Complex Trauma Among Psychiatrically Impaired Children: A Cross-Sectional, Chart-Review Study

Julian D. Ford, PhD; Daniel F. Connor, MD; and Josephine Hawke, PhD

Published: June 30, 2009

Article Abstract

Objective: To identify subgroups of severely psychiatrically impaired children on the basis of the complexity of their histories of exposure to abuse and other potential traumatic stressors, and to examine the relationship of complex trauma histories to DSM-IV-TR psychiatric diagnoses.
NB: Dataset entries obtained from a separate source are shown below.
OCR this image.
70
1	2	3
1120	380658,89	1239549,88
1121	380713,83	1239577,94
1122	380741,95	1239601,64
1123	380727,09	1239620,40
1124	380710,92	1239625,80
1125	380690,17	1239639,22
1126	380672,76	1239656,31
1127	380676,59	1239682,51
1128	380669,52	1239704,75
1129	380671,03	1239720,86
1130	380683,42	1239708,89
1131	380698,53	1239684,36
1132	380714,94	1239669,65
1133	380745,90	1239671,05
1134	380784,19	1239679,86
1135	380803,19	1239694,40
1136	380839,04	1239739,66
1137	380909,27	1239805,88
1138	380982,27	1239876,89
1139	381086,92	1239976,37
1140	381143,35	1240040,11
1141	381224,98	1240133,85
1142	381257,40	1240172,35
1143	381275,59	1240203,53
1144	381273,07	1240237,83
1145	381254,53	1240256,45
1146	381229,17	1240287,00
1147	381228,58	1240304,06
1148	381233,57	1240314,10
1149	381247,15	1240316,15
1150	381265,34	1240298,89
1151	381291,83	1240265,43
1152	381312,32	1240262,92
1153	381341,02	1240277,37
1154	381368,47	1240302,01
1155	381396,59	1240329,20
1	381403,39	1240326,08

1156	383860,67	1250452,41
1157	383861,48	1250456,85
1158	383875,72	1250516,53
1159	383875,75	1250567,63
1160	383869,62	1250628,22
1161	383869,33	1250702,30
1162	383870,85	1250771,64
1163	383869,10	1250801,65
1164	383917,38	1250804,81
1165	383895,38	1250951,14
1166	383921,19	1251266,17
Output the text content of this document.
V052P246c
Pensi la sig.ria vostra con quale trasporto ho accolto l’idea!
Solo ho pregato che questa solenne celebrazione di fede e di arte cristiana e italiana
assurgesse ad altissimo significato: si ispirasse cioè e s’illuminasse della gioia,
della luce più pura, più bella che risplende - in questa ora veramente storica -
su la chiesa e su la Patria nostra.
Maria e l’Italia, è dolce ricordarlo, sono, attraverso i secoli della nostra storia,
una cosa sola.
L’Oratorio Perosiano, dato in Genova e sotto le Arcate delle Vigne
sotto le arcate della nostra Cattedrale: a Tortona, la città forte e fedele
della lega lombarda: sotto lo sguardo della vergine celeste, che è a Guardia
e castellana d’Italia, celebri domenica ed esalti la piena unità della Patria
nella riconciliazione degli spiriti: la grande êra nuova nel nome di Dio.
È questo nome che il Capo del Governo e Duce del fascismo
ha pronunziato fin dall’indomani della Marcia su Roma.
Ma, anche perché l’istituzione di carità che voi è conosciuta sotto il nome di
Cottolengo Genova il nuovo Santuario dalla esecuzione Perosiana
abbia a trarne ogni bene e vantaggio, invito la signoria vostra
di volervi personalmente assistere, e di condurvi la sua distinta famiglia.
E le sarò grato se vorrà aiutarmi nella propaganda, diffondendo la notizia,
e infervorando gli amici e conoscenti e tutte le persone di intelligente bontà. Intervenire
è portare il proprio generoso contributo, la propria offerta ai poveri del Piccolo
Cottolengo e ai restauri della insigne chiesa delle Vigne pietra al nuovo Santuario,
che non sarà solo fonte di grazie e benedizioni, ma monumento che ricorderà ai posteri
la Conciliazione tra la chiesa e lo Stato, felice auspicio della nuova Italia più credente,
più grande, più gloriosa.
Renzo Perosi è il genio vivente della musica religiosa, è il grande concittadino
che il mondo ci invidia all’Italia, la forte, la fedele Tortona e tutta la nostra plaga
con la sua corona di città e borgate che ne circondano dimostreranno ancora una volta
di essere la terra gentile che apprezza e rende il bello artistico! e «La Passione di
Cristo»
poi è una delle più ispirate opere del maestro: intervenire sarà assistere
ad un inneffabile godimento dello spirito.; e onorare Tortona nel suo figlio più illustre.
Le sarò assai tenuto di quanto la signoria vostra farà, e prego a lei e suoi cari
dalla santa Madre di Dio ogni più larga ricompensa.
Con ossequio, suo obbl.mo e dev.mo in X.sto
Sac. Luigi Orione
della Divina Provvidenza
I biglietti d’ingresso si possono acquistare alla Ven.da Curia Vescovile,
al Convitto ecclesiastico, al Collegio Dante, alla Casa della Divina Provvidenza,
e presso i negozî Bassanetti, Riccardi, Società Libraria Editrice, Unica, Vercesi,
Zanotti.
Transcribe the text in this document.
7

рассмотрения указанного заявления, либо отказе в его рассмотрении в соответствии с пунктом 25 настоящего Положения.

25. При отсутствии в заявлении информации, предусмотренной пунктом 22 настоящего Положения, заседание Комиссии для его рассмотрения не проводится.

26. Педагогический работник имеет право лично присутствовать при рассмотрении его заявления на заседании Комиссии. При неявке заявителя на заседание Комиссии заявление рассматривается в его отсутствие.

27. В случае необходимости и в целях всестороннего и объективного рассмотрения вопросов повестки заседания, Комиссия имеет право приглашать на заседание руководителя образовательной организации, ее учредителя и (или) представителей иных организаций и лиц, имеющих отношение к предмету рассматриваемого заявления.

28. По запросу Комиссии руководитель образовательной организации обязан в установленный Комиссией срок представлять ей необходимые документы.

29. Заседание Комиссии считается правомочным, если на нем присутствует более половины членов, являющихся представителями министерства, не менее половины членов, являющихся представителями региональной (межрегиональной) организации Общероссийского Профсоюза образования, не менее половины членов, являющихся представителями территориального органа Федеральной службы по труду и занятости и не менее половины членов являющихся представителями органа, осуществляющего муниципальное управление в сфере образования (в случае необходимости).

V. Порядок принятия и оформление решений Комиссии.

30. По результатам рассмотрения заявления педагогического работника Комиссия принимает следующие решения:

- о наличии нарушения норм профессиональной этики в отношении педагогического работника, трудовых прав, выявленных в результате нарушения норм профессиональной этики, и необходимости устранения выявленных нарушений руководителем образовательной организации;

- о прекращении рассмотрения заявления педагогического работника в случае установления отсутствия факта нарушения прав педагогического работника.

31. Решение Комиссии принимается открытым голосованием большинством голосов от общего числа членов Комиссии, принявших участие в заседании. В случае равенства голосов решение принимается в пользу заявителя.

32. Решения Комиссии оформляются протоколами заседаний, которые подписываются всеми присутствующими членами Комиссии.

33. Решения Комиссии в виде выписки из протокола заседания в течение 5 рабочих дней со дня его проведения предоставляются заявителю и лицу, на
Method: In a sample of 397 consecutive inpatient child psychiatry admissions, cluster analysis was used to identify subgroups on the basis of measures of documented physical or sexual abuse, parental impairment (arrest, violence, and/or substance use), and disrupted attachment (ie, out-of-home placement). Data were collected for the years 1992 through 2002.

Results: Four subgroups were identified. Two "low trauma" subgroups had infrequent histories of abuse and out-of-home placement but were distinguished by low/moderate versus high levels of parental impairment. Two "complex trauma" subgroups were characterized by histories of either physical abuse or sexual abuse with multiple perpetrators, as well as extensive out-of-home placement and severe parental impairment. All subgroups had similar profiles of psychiatric diagnoses. Complex trauma status was associated with behavior problem severity and lower body mass index over and above the effects of psychiatric diagnoses, gender, and ethnicity. Although abuse history was a factor in subgroup membership, the multiple out-of-home placements variable was the most consistent correlate of externalizing and internalizing problems and psychosocial impairment.

Conclusions: Childhood adversity that may constitute complex trauma was associated with externalizing behavior problems and psychosocial impairment among psychiatrically hospitalized children, and this association cannot be accounted for fully by existing psychiatric diagnoses, gender, or ethnicity.

Submitted: October 6, 2008; accepted January 19, 2009.

Online ahead of print: June 30, 2009.